The hummingbird skeleton is perfectly adapted for flight. The bones are porous, a weight reducing adaptation. There is a large breast bone keel to which flight muscles (which are proportionally larger than those of other birds) are attached. The rib cage is made up of eight pairs of ribs rather than six pairs found in most birds. The shoulder is a ball-and-socket joint. Unlike almost all other birds, the “wrist” and “elbow” joints in the wings of hummingbirds are fused. This makes the wings rigid in flight and able to efficiently use the force exerted on them by their powerful flight muscles.

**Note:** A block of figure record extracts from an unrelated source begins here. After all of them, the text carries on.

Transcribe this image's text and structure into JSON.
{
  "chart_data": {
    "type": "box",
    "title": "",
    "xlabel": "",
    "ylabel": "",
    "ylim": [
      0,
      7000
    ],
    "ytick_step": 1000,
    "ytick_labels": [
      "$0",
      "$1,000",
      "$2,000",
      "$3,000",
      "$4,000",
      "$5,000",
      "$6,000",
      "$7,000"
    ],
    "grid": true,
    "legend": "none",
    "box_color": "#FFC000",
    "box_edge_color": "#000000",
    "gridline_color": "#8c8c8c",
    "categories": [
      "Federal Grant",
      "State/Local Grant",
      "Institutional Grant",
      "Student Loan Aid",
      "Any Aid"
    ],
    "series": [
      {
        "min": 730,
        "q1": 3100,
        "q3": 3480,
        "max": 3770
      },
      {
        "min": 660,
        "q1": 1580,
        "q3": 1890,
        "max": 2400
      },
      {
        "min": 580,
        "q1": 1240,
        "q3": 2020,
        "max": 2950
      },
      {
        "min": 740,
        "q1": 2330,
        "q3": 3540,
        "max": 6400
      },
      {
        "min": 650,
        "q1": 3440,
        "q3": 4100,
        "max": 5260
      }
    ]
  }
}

Hummingbirds have the least average number of feathers of any bird family, but they more than make up for their lack in quantity through quality. When hummingbirds are viewed in indirect light they are actually flat, dark colors. The brilliant flashy metallic colors that make the feathers so noticeable come from melanin pigment arrange in flat platelets. The platelets contain tiny air bubbles that act as reflectors and cause the feather to appear iridescent. When light shines directly on a hummingbird feather, some wavelengths of light are absorbed and others are reflected. The feathers appear vibrant, metallic. The most iridescent feathers are on a male’s gorget (throat patch). The hummingbird can position these feathers to reflect in the same direction all at once. This flash of color is used in courtship displays. A hummingbird molts its body feathers once a year in early to midwinter. Wing and tail feathers are replaced annually independent of body feathers. Juveniles obtain their adult plumage by their first winter.
Legs & Feet
Ruby-throated hummingbirds have very short legs which are not well suited for walking of hopping. They function mainly as a grip, used for perching. Hummingbirds are in the taxonomic order, Apodiformes. The name means “without feet,” which is how they look most of the time and is why there is the myth that hummingbirds have no feet.